Reflexão sobre Donnie Darko: Por uma Contemplação da Vida

Reflexão sobre Donnie Darko: Por uma Contemplação da Vida

Olá, marujos! Hoje, faremos uma reflexão sobre o filme Donnie Darko, um filme de ficção científica cult. Posso adiantar que esse filme é completamente metafórico, beirando ao nonsense (sem sentido). Sendo assim, a minha reflexão sobre o filme não significará a leitura correta dele, será apenas a minha leitura do filme, o que ele provocou em mim. Por isso, seria muito legal se vocês também deixassem as suas leituras do filme nos comentários. Teremos spoilers do filme durante essa reflexão, e eu recomendo muito que você tenha visto o filme antes de ler, para que a sua interpretação não seja afetada pela minha. Vamos lá!

Sobre Donnie Darko

Donnie Darko é um filme de ficção científica e horror de 2001. O filme é muito elogiado e se tornou cult. Sua história é bem “estranha”, e muita coisa não é explicada, dando brechas para muitas interpretações. No Brasil, ele está disponível na Amazon Prime Video.

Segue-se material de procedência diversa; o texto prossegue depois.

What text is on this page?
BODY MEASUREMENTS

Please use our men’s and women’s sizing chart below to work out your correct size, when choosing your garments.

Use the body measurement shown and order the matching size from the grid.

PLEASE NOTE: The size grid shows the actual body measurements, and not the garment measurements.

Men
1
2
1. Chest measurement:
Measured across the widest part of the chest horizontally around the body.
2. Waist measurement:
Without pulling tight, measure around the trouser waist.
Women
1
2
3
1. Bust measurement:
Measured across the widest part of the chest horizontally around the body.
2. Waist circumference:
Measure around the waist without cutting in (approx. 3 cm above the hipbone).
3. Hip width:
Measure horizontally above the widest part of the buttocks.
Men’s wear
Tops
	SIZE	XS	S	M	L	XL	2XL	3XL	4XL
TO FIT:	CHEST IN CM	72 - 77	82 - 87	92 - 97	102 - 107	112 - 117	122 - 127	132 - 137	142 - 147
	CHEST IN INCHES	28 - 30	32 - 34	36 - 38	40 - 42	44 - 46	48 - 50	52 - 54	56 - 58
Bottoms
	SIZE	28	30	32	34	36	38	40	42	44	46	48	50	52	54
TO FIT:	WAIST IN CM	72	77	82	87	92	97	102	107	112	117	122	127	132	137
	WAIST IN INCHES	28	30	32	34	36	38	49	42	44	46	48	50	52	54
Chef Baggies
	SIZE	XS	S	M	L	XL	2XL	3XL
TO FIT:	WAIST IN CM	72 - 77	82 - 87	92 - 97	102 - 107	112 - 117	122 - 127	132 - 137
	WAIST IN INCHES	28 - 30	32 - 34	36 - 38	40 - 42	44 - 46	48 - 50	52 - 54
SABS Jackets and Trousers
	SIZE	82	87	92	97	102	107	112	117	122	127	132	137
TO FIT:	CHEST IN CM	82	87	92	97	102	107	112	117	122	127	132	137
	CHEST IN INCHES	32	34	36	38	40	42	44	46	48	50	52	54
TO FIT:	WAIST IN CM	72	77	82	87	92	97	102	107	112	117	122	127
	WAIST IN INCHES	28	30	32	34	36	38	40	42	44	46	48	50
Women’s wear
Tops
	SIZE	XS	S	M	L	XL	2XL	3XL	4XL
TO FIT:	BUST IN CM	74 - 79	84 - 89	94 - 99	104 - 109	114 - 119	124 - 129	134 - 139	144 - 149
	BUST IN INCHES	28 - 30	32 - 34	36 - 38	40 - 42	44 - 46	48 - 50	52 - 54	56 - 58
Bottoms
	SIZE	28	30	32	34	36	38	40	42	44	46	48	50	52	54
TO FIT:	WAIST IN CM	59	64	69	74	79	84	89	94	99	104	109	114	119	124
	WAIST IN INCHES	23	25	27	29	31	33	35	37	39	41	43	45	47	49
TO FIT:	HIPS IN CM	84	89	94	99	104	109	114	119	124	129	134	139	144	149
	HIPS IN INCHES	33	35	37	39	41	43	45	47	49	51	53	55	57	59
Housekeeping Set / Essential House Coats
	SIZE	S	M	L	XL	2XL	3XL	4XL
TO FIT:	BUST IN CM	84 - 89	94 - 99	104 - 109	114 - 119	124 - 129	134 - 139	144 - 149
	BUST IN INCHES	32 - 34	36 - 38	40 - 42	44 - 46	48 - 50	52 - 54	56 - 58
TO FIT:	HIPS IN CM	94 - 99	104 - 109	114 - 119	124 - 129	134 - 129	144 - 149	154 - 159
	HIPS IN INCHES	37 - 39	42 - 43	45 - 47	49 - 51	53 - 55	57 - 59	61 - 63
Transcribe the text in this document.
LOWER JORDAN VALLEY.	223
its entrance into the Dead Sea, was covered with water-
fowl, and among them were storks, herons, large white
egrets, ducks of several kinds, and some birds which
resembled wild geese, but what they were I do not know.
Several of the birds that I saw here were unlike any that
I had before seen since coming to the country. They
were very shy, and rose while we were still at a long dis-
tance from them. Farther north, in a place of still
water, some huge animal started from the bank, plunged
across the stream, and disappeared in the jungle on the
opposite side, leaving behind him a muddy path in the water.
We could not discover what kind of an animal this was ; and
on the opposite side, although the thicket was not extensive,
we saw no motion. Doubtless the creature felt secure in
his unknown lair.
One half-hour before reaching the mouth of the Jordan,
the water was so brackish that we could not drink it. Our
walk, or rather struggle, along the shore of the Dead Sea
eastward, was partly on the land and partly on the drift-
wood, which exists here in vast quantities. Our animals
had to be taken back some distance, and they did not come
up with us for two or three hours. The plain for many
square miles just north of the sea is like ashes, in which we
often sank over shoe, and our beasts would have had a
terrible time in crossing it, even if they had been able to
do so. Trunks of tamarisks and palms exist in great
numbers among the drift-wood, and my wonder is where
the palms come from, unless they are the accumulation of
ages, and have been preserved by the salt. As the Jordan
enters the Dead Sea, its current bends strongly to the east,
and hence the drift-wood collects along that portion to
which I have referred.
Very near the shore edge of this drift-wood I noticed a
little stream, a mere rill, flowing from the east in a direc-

Donald “Donnie” Darko (Jake Gyllenhaal) é um adolescente que possui problemas mentais (seu diagnóstico será de esquizofrenia paranoica) e constantemente sofre de sonambulismo. Ele possui um amigo imaginário chamado Frank (James Duval), que é uma pessoa em uma fantasia de coelho macabra.

Nas suas crises psicológicas, Frank conversa com Donnie e lhe diz muitas coisas e também lhe dá ordens. A primeira coisa que Frank pediu foi que Donnie saísse de casa à noite para ir ao campo de golfe. Lá, Frank disse que o mundo acabaria de 28 dias, 6 horas, 42 minutos e 12 segundos. Enquanto Donnie e Frank “conversavam”, uma turbina de aeronave caiu do céu e destruiu o quarto de Donnie. Se não fosse Frank, Donnie estaria morto.

Alguns dias depois, já na escola, chega uma garota nova na turma de Donnie chamada Gretchen Ross (Jena Malone). Imediatamente “rolou um clima” e não demorou muito para eles começarem a sair juntos.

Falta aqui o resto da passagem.